So should you bother doing an email newsletter?

Done right, an email newsletter can be a very useful & effective way of:

  • staying in touch with clients
  • drawing traffic to your blog/website
  • disseminating information & therefore helping to position you/your company as the ‘go-to’ expert in your field
  • keeping people abreast of latest news and offers (to be handled with care)
  • over time, turning ‘I’m interested’ into ‘I’m ready to buy’

Done wrong, an email newsletter can end up in the ‘Junk’ folder without even being read.  Which is a bit of a waste of time (yours) and goodwill (theirs).

So should you bother?

Let me tell you a bit about the Hexagon email newsletter.  It’s definitely not a perfect example, but it’s worth taking a look at.

The primary aim of my newsletter (from a business perspective) is to keep clients and other interested people on board and aware that I’m still here, learning, developing and generally doing web-related stuff.  It’s not a hard sell (and in fact, it’s not really even a soft sell either… I usually forget to do any kind of selling), but it means that every month or so I pop up, as if to say, ‘hey, I’m still here… you know you can contact me if you need to’.

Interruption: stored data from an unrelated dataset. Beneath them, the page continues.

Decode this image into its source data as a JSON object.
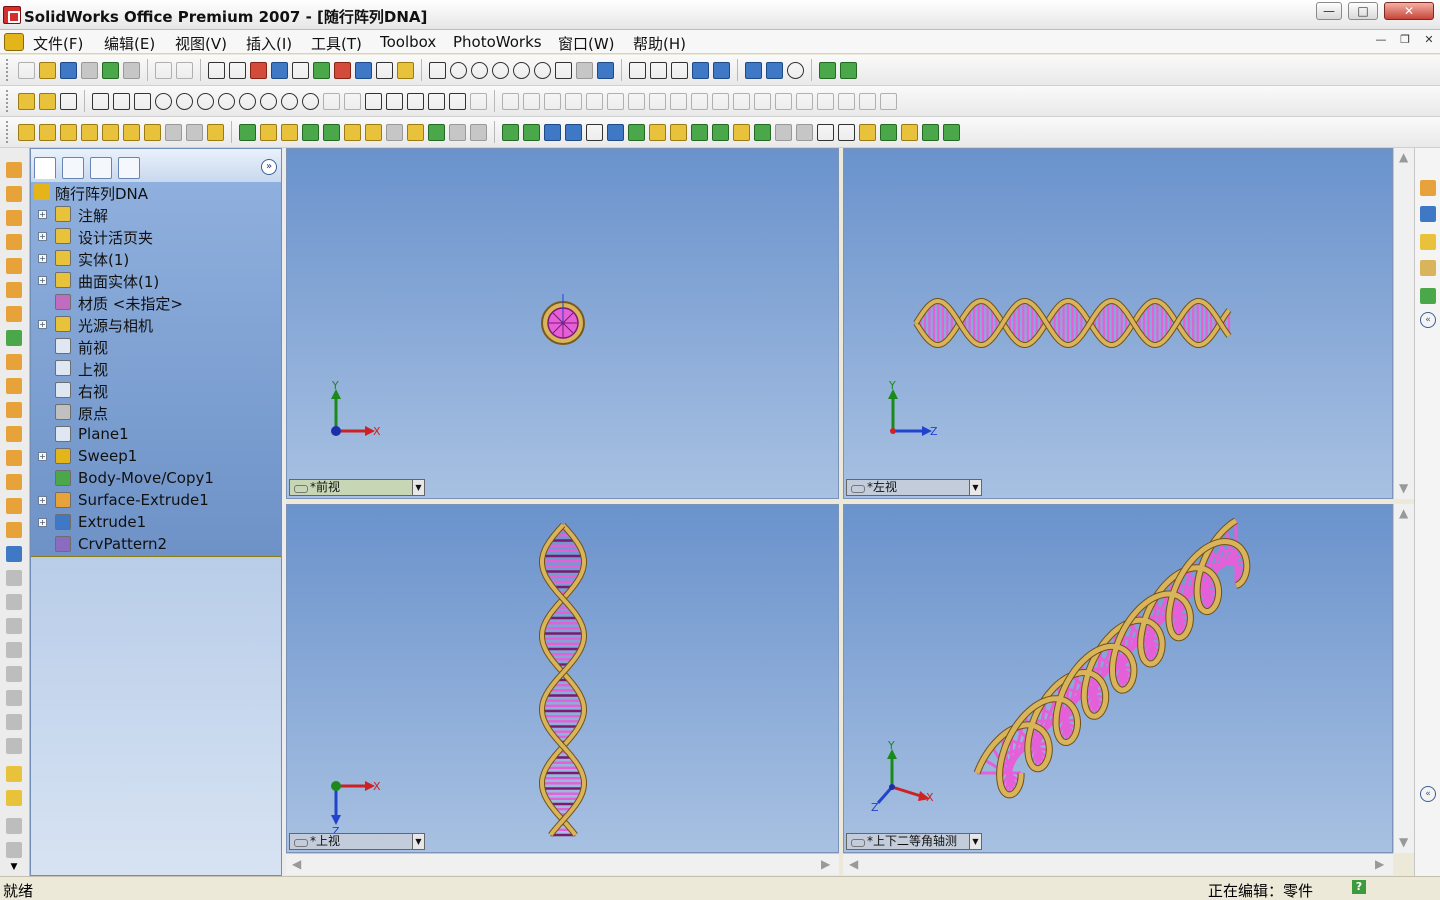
{
  "window": {
    "title": "SolidWorks Office Premium 2007 - [随行阵列DNA]",
    "minimize": "—",
    "maximize": "□",
    "close": "✕"
  },
  "menu": {
    "items": [
      "文件(F)",
      "编辑(E)",
      "视图(V)",
      "插入(I)",
      "工具(T)",
      "Toolbox",
      "PhotoWorks",
      "窗口(W)",
      "帮助(H)"
    ],
    "mdi_minimize": "—",
    "mdi_restore": "❐",
    "mdi_close": "✕"
  },
  "feature_manager": {
    "root": "随行阵列DNA",
    "expand_label": "»",
    "items": [
      {
        "label": "注解",
        "expandable": true,
        "icon": "annotation-icon"
      },
      {
        "label": "设计活页夹",
        "expandable": true,
        "icon": "design-binder-icon"
      },
      {
        "label": "实体(1)",
        "expandable": true,
        "icon": "solid-body-folder-icon"
      },
      {
        "label": "曲面实体(1)",
        "expandable": true,
        "icon": "surface-body-folder-icon"
      },
      {
        "label": "材质 <未指定>",
        "expandable": false,
        "icon": "material-icon"
      },
      {
        "label": "光源与相机",
        "expandable": true,
        "icon": "lights-cameras-icon"
      },
      {
        "label": "前视",
        "expandable": false,
        "icon": "plane-icon"
      },
      {
        "label": "上视",
        "expandable": false,
        "icon": "plane-icon"
      },
      {
        "label": "右视",
        "expandable": false,
        "icon": "plane-icon"
      },
      {
        "label": "原点",
        "expandable": false,
        "icon": "origin-icon"
      },
      {
        "label": "Plane1",
        "expandable": false,
        "icon": "plane-icon"
      },
      {
        "label": "Sweep1",
        "expandable": true,
        "icon": "sweep-icon"
      },
      {
        "label": "Body-Move/Copy1",
        "expandable": false,
        "icon": "move-copy-icon"
      },
      {
        "label": "Surface-Extrude1",
        "expandable": true,
        "icon": "surface-extrude-icon"
      },
      {
        "label": "Extrude1",
        "expandable": true,
        "icon": "extrude-icon"
      },
      {
        "label": "CrvPattern2",
        "expandable": false,
        "icon": "curve-pattern-icon"
      }
    ]
  },
  "viewports": {
    "front": {
      "label": "*前视",
      "axes": [
        "Y",
        "X"
      ]
    },
    "left": {
      "label": "*左视",
      "axes": [
        "Y",
        "Z"
      ]
    },
    "top": {
      "label": "*上视",
      "axes": [
        "X",
        "Z"
      ]
    },
    "dimetric": {
      "label": "*上下二等角轴测",
      "axes": [
        "Y",
        "X",
        "Z"
      ]
    }
  },
  "statusbar": {
    "left": "就绪",
    "right": "正在编辑：零件",
    "help": "?"
  },
  "colors": {
    "viewport_top": "#6a92cc",
    "viewport_bottom": "#a8c1e2",
    "dna_backbone": "#d9b45b",
    "dna_rungs": "#e45fd8",
    "tree_bg": "#7fa2d6",
    "feature_end_bar": "#e5d414"
  }
}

And although I don’t do any selling as such (and perhaps I should), I sometimes get people calling or email after they’ve read my newsletter, saying something like… ‘you know what, I’d been meaning to call you…’ – and that then might result in business.  Other times, it’s just a ‘good point – completely agree with you’… no new business, but all part of building an on-going relationship.

Based on the above…. should you bother?

Yes, but make sure:

  • You have something of value or of interest to say or share.  I harp on about this a lot (as the same concept very much applies to blogging), so I’m not going to go into great detail here.  But put yourself inside the heads of your readers, and think ‘will they care?’.  They probably won’t care about the fact you have an offer running where they get 0.5% off your service.  They might care if you can give them some information that will make their job easier, show them a way of saving time, or demonstrate how to create something that will be of value to them.
  • You can commit some time to it regularly (or pay someone else to… but even then, there is a level of time commitment required)
  • The people you plan to send the email to have agreed to receive it (or you have some way of building up a permission-based email list – e.g. through your website, social media, clients, etc)


Aside: I think email newsletters are a different ball game for more transaction-based businesses – where it’s perhaps more acceptable to do a hard sell.  Even so, it has to be of enough interest / value to galvanise people into action – which in reality is extremely difficult.